Striider has asked for the wisdom of the Perl Monks concerning the following question:

At work we do our work from two different locations. One part is on HP's and another is on our development station. On the development station we used to have another card that ran unix on its backplane, and it gave us easy access to the memory. However now, we dont have that access so we have been porting over our gui's (written in tcl/tk with embedded C) to a client server relationship to manipulate the memory on the development station. We have a lot of structs used in the C code for the guis and were trying to use perl to send the correct info to the server for read and write operations. Is there a way that I can use inline to load our old C and tie the C variables so they communicate read and write to the server? How can I do tie a C variable like how perl does?
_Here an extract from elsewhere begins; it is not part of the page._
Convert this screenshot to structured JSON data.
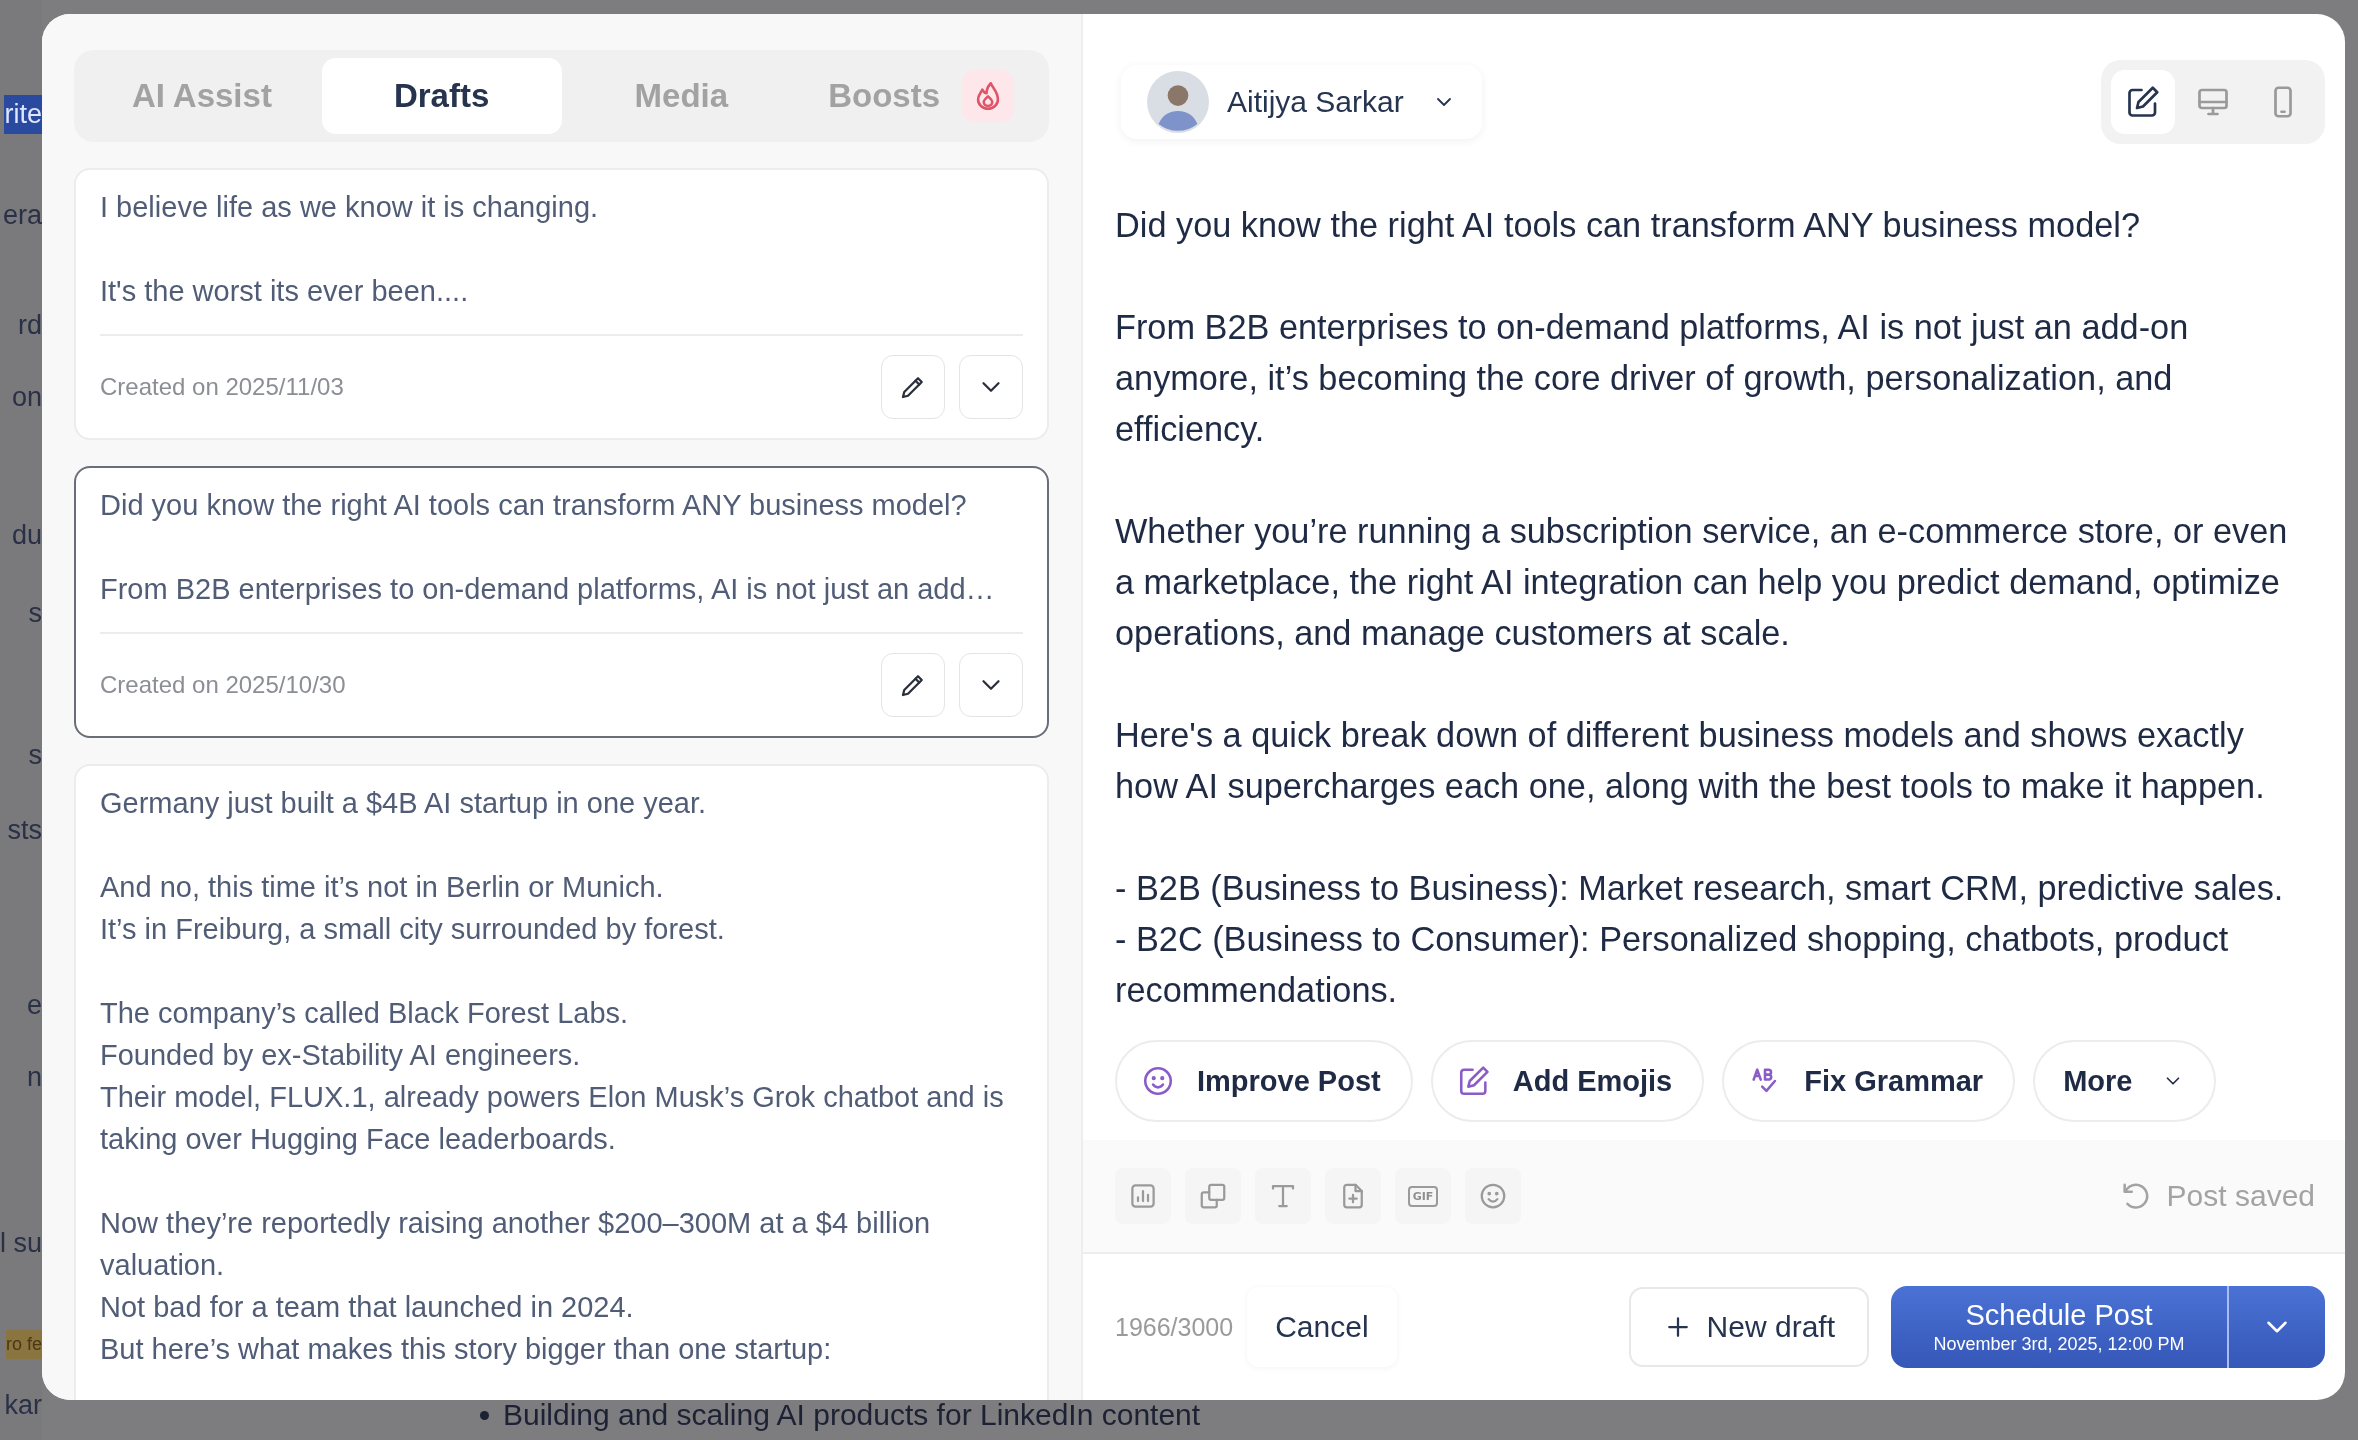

Replies are listed 'Best First'.
Re: tieing variables
by mortis (Pilgrim) on Dec 07, 2001 at 20:39 UTC
    I don't think there is an easy way to just tie a C data structure to a Perl object. You can write a Perl object/module to wrap the C struct though. The Inline might even make that task easier, but Inline tends to be a bit harder to maintain than just writing your own module and XS code.

    There is a section titled "Perl Objects And C Structures" in the perlxs manpage that will probably help point you in the right direction.

    I'm sure you can acheive what you want, it just might be a bit of work to do it.

A reply falls below the community's threshold of quality. You may see it by logging in.